Innscor plans nearly US$150m capex

LIVINGSTONE MARUFU
Innscor Africa Holdings Limited, a cash-rich and expansive diversified conglomerate, is planning to spend close to US$150m over the next two years on capital expenditure (Capex) across its strategic business units, Business Times can report.
The announcement follows million of dollars invested over the past five years in Capex and maintenance, as the blue-chip firm leveraged economies of scale to consolidate market dominance.
Speaking at an analyst briefing last Friday, Group CEO Julian Schonken told stakeholders that the substantial investment forms part of a broader strategic initiative to enhance operational efficiency, strengthen market position, and secure long-term sustainable returns.
“We have invested around US$74m during 2025, with US$64m going towards Capex investment and US$10m towards maintenance. I think the levels will be largely similar in 2026. And perhaps 2027 might also be of a similar level. As you know, we’re an inquisitive business. Largely similar in the next two years. So, I would definitely say 2026 will be quite similar to what we’ve seen in 2025 and even in 2024,” Schonken said.
He noted that strong operating cash flows enabled the group to continue its extensive Capex programme, with a total of US$73.909 m invested in the year under review. A further US$14.290 m was deployed in share buy-backs at both the parent and subsidiary company levels.
Innscor’s subsidiaries and associates include well-known brands such as National Foods Holdings Ltd, Profeeds (Pvt) Ltd, Baker’s Inn, Irvine’s Zimbabwe (Pvt) Ltd, Colcom Division, Associated Meat Packers (Pvt) Ltd, Probottlers (Pvt) Ltd, Probrands (Pvt) Ltd, Prodairy (Pvt) Ltd, and NatPak (Pvt) Ltd.
National Foods invested in biscuit and pasta plants, snacks expansion, rice downpacking, and storage. In the bakeries division, the group undertook automation initiatives in Harare and expanded Baker’s Inn delivery fleet. Profeeds invested in a new Bulawayo stockfeed factory and Harare Distribution Centre, while Colcom focused on upstream piggery operations, Coventry Road factory modernization, and retail shop expansions.
The investments aim to scale operations, consolidate the company’s position in key market segments, and ensure competitiveness across its diverse sectors, which include cereals, protein, dairy, beverages, and packaging. Schonken emphasized that each subsidiary plays a critical role in driving overall growth.

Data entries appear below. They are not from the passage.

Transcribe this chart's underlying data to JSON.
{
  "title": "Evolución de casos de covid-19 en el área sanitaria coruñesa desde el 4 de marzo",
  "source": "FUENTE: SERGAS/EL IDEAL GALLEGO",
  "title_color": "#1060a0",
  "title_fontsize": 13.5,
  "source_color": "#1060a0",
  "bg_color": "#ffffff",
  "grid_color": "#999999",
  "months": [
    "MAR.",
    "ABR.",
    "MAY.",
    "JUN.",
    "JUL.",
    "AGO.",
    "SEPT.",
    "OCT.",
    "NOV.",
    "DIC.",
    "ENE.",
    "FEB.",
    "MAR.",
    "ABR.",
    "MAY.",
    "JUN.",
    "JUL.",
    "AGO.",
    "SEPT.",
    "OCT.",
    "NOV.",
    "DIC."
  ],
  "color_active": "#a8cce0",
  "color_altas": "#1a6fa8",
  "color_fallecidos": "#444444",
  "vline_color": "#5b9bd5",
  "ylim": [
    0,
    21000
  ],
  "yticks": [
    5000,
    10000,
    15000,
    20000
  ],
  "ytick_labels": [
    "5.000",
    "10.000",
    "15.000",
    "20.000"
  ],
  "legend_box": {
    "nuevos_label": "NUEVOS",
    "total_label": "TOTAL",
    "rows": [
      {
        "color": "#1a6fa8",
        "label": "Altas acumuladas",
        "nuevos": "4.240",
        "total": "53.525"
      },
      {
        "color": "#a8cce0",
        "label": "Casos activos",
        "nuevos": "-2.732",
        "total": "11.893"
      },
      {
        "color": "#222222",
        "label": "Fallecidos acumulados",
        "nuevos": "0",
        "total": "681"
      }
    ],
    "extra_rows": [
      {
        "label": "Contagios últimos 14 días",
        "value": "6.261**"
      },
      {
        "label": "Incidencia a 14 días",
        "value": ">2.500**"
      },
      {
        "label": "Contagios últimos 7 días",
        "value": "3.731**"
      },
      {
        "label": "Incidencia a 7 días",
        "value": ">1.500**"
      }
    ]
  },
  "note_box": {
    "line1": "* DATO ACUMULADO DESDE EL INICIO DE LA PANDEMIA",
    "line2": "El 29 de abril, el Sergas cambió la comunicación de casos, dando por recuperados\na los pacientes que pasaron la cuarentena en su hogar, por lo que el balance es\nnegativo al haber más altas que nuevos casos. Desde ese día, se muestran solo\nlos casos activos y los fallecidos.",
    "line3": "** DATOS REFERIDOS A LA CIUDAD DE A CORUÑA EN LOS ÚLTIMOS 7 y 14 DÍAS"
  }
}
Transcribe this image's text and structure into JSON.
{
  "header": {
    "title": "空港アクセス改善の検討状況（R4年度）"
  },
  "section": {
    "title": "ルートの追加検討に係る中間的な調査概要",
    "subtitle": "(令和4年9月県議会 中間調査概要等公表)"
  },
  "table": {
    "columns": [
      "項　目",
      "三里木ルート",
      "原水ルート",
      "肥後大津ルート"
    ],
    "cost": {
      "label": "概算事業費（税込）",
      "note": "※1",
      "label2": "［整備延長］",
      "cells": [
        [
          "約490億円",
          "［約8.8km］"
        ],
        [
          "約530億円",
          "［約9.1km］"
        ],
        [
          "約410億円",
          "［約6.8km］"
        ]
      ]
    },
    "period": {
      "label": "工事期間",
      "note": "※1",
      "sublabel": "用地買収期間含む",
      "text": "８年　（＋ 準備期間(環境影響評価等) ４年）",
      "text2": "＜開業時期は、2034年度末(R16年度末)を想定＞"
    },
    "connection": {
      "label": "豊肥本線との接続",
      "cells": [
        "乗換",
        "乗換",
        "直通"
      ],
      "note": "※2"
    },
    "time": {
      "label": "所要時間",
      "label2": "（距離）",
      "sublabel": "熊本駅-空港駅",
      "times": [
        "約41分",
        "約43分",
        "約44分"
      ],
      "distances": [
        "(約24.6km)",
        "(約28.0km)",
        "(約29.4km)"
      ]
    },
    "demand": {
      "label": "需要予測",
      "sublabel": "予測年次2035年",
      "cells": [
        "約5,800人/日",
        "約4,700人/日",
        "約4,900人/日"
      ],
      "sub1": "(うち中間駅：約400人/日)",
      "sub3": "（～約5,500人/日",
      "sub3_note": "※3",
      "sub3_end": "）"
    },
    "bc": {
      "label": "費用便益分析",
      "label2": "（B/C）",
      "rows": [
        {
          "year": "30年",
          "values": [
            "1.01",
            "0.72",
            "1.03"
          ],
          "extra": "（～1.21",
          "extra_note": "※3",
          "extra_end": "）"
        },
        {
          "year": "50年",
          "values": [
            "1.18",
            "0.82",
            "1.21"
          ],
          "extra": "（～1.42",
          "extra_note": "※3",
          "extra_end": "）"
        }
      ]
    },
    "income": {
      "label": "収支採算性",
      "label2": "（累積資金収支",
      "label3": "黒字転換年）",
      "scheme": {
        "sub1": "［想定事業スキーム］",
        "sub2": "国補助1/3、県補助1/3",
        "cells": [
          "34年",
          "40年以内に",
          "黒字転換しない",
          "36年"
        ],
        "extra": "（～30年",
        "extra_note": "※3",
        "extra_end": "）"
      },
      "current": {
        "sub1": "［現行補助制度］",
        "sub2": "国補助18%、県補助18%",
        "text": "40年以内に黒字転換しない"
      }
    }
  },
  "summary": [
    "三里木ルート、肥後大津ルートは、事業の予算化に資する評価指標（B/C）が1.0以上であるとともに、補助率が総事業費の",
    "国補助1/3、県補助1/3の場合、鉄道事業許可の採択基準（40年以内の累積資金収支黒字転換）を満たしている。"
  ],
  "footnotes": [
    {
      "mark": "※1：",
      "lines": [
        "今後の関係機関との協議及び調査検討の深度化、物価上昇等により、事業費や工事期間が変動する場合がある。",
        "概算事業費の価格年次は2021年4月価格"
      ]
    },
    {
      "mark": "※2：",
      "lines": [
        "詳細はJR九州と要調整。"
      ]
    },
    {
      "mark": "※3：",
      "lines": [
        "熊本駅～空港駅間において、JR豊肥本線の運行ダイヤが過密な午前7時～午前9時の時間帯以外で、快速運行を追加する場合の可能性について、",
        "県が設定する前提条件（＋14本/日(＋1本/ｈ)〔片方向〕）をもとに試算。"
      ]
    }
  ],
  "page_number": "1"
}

“At National Foods, we have quite a big upgrading programme taking place; we want to add a biscuit plant. At Colcom, most of the expansion has been upstream in delivery operations, which is really exciting. At Profeeds, after the incident at the Ferrari factory, a new fully automated, world-class Bulawayo factory is now operating since mid-March. And at Buffalo Brewing Company, we’ve commenced investment into a second line, which will be completed during 2026,” Schonken said.
He added that the group’s treasury shares have evolved to US$18 million, and current market conditions encourage continued expansion as Innscor contributes to the country’s economic recovery.
“We want to play our part in increasing local value and manufacturing. It’s really critical that we do that. We want to increase formal job opportunities. We understand our role in the economy, and we’re really keen to play a big part in it. We’ve spoken a lot about the fiscal and regulatory costs affecting our group and other formal operators. But we’re encouraged with the dialogue that’s occurring, the review process underway, and hope there’ll be some benefits to the formal business sector very soon. I would say that the group is entering a very, very exciting phase,” he said.
Innscor’s diversified portfolio and continued investment in production capacity aim to secure a strong future in a volatile economic environment. The group recorded revenue of US$1.086 bn for the year ended June 30, 2025, a 19.4% growth over the prior year, driven by volume momentum across core segments and strategic pricing initiatives.
Profit for the year rose 6% to US$50.99m from US$48.16m, while depreciation and amortization increased by 16.2% to US$33.247m, reflecting the company’s ongoing capital investment.